Here's the golden secret: Start slow. And keep it slow. There are actually different "degrees" of vibrato (wide slow, wide fast, narrow slow, narrow fast...) but for now, it should be extremely wide (too wide?) and extremely slow (too slow.)

There are two steps that I have been taking to learn vibrato, and I will attach a link to the source.

  1. Rubbing.

To get the movement right, put your instrument under your chin and drop the bow. Put your thumb under the wood and hold the instrument's body, right next to the neck. Then slide your fingers back and forth, forward and backward, on the wood of the instrument. The point here is to only move your wrist. This is hard; it's not really natural. That's why we practice it.

Video:

  1. Long, slow, high vibrato.

No video for this one, but it's easier to understand. A few steps:

  • Set your metronome for 60
  • Get up into 5th position
  • Using your second finger, play a very slow vibrato - one movement per beat
  • Double this to two movements, then four, all the way until eight. Although this may feel slow, this is about the pace that you want to take most vibrato, although slower pieces generally have slower vibrato, and quicker pieces faster vibrato.
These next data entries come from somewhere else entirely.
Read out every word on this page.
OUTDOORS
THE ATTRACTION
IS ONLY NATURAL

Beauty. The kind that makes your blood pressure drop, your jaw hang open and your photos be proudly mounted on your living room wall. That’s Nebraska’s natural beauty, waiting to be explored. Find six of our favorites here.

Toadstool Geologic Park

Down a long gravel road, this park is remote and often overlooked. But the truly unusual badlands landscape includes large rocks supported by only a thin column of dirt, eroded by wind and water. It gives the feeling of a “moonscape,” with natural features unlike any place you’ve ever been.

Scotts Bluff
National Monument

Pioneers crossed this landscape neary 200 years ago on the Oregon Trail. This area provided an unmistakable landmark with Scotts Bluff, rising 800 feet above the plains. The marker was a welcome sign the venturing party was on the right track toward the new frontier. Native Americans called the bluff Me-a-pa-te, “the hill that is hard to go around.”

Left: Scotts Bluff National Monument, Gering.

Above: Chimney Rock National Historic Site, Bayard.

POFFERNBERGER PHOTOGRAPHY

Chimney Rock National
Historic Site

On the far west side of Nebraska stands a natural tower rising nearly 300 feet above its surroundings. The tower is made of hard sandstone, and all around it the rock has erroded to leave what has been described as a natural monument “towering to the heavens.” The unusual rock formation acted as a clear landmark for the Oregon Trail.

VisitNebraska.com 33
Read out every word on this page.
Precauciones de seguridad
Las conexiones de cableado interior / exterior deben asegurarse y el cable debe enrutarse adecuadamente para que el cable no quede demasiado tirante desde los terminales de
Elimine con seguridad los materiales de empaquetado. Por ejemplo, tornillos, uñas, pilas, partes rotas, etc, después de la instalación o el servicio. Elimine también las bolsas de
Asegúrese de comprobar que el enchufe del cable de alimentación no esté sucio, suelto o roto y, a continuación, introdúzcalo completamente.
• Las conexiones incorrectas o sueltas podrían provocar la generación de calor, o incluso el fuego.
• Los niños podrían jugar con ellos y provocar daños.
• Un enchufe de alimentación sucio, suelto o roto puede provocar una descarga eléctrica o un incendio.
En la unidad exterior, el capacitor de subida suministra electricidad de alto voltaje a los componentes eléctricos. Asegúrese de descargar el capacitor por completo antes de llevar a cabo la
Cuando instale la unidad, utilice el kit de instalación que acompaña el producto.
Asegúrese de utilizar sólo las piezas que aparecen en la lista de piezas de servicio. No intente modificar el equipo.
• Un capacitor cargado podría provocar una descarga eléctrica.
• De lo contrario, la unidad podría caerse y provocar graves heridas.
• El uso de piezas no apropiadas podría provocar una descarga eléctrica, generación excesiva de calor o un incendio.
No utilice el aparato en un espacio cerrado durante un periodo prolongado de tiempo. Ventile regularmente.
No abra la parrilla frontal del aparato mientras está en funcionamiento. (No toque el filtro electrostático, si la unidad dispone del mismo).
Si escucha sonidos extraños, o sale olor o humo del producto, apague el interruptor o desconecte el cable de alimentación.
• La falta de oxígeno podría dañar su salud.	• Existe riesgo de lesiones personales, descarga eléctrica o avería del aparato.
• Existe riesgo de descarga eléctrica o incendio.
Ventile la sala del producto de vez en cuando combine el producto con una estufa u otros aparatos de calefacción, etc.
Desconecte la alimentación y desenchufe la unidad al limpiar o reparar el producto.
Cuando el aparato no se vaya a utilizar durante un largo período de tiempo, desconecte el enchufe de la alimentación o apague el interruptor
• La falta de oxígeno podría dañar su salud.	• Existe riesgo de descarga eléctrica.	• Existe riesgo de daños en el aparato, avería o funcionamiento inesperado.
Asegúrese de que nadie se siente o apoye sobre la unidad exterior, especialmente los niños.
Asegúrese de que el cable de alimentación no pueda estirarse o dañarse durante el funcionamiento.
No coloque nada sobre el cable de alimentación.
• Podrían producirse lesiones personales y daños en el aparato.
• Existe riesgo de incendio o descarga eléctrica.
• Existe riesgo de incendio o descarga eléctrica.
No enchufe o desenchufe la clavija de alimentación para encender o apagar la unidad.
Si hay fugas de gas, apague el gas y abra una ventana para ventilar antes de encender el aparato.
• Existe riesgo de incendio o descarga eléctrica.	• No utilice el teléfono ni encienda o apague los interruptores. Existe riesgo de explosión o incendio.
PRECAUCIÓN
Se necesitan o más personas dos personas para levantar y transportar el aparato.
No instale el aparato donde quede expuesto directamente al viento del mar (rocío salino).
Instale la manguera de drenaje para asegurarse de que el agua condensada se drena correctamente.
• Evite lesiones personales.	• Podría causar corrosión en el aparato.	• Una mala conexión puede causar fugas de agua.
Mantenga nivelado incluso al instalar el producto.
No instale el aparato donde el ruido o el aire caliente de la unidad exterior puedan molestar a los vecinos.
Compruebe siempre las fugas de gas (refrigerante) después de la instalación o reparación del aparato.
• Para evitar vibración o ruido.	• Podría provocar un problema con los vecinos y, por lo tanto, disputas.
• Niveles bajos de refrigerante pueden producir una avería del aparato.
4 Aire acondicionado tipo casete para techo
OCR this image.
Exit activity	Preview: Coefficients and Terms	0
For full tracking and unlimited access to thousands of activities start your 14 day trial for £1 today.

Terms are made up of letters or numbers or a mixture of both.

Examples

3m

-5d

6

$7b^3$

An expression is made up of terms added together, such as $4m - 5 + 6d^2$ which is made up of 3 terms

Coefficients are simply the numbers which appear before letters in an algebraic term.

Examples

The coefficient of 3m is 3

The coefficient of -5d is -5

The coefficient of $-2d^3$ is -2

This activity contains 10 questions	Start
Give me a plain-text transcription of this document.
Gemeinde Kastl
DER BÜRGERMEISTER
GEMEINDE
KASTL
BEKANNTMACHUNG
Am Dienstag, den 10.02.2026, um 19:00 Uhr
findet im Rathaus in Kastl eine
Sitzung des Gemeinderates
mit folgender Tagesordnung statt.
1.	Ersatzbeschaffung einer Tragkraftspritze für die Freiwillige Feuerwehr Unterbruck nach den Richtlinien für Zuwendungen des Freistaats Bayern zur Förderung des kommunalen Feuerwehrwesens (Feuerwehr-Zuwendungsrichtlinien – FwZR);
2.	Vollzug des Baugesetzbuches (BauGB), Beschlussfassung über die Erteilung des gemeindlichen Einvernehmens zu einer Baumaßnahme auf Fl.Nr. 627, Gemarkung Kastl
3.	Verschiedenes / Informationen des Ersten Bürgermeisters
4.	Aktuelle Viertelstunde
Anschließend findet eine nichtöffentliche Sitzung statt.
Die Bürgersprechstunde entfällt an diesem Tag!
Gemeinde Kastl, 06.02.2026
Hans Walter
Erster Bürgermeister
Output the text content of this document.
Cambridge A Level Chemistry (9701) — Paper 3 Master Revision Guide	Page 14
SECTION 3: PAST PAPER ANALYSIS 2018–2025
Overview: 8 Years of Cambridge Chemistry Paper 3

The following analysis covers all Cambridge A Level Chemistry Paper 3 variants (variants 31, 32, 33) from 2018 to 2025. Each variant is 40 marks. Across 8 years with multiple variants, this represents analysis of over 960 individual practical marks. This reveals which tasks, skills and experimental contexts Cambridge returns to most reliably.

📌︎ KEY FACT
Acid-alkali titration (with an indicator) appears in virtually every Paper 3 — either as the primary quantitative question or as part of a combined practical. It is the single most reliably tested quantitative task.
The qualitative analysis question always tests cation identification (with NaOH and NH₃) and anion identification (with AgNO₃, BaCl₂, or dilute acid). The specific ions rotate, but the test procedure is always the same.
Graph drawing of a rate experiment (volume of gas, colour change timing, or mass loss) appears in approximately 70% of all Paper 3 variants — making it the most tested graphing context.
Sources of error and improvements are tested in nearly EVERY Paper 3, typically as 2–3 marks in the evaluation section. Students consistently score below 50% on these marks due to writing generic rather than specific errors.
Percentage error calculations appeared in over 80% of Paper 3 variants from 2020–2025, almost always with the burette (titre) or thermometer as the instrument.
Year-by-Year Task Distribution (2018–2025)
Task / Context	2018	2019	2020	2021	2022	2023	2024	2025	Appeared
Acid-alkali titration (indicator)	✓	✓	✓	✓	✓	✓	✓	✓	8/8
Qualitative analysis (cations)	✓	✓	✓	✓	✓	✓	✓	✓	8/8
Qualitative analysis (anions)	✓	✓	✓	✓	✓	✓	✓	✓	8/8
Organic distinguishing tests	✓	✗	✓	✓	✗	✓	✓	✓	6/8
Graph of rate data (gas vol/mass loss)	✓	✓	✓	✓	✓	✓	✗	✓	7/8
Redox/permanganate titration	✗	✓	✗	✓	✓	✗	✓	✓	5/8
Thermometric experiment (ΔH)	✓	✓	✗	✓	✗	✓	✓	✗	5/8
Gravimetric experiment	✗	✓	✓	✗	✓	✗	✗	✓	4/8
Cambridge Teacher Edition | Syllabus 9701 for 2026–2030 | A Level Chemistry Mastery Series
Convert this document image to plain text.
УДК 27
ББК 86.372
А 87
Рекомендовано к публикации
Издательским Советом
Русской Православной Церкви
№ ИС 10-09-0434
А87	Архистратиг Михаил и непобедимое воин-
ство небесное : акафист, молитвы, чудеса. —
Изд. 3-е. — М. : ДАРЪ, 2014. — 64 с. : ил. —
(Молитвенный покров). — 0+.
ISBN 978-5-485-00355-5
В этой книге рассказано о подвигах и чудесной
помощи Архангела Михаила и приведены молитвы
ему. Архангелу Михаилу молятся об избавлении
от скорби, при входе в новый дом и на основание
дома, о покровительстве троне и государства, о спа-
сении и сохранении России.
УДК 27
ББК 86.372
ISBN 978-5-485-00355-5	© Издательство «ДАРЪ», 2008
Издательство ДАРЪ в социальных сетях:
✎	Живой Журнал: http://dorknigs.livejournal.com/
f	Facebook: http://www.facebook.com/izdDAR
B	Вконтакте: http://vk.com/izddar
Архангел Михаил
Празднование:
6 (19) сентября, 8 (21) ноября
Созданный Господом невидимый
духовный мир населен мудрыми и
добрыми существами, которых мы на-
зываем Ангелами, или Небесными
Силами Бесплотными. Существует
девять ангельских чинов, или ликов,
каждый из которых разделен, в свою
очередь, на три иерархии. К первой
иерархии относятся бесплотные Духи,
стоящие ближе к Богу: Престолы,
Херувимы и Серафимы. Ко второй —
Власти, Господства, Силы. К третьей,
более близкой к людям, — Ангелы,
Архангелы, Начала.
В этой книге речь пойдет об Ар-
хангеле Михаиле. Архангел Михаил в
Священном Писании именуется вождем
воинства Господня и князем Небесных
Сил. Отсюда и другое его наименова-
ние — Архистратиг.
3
Do this last one every day before you play anything else for at least one minute (your hand may be a little sore -- just make sure that you only move your wrist on both of these exercises for now. One problem that I struggle with is trying to do both a wrist vibrato and a full arm vibrato at the same time, and that put my wrist out for a week.) and you will be amazed at how fast it will start carrying into your other playing.

Here's a good page to look at (you will find that first exercise as well as a plethora of other good ones here): http://www.violinmasterclass.com/en/masterclasses/left-hand/vibrato

Happy viola-ing! Or, uh, viola playing! Or, dang it, whatever it is.